Lack of job opportunities is one of the main issues fueling the Occupy Wall Street movement, a highly visible protest in its second month. Americans surveyed by Millionaire Corner in October expressed mixed opinions about the protestors, but more than 60 percent support a federal infrastructure program that would create jobs while improving the nation’s roads and bridges. Support for such public works projects is highest among investors younger than 40 and those who are retired.
Meanwhile the uncertain job market and prolonged downturn continues to constrain consumer spending, which historically accounts for more than two-thirds of the nation’s economic productivity. Investors surveyed in October told Millionaire Corner they are saving more, working longer hours and reducing their debt levels.

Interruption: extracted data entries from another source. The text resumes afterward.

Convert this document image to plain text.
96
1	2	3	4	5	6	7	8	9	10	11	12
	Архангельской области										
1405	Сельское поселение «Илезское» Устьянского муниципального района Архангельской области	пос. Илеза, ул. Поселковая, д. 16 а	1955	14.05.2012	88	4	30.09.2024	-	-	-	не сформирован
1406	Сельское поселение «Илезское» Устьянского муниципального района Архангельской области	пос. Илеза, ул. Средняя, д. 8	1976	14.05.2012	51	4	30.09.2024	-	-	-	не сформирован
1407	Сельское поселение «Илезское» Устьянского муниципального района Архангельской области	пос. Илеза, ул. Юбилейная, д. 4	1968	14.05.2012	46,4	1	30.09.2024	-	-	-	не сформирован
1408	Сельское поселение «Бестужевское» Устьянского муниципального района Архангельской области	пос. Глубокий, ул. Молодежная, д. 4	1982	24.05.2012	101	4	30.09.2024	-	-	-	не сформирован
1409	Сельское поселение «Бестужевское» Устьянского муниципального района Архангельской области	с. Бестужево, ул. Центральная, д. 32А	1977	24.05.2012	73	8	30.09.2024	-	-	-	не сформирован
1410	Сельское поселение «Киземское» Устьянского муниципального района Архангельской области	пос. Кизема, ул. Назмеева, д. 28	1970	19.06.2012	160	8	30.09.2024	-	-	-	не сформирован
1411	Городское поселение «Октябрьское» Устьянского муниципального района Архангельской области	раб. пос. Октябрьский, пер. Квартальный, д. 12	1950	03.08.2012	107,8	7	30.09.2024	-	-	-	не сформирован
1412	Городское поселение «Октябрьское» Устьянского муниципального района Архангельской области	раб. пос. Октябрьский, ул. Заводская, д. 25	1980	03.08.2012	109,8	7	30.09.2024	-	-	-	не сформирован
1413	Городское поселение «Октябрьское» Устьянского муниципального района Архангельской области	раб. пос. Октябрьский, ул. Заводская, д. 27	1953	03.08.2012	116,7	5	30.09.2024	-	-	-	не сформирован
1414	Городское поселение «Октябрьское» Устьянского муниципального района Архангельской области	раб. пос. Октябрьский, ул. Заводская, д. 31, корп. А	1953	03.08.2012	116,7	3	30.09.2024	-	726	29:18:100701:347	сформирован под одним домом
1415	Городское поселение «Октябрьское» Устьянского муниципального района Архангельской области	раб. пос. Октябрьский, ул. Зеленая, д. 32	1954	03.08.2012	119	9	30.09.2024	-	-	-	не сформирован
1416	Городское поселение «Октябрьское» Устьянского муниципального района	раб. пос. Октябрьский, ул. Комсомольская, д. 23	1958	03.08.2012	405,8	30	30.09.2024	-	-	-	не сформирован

Participants age 40 and younger appear to be the most severely impacted by the current economic environment. Half say they have increased their savings and 17 percent say someone in their household has returned to work full-time or part-time. Nearly 14 percent report a member of the household has taken on a second job and more than 23 percent have paid down debt. Investors in their 40s are also saving more (40 percent) and paying down their debts (39 percent). Today’s good news may not go far enough to encourage the 30 percent of investors in the 50s who told Millionaire Corner they have had to dip into their savings to cover expenses during the economic downturn.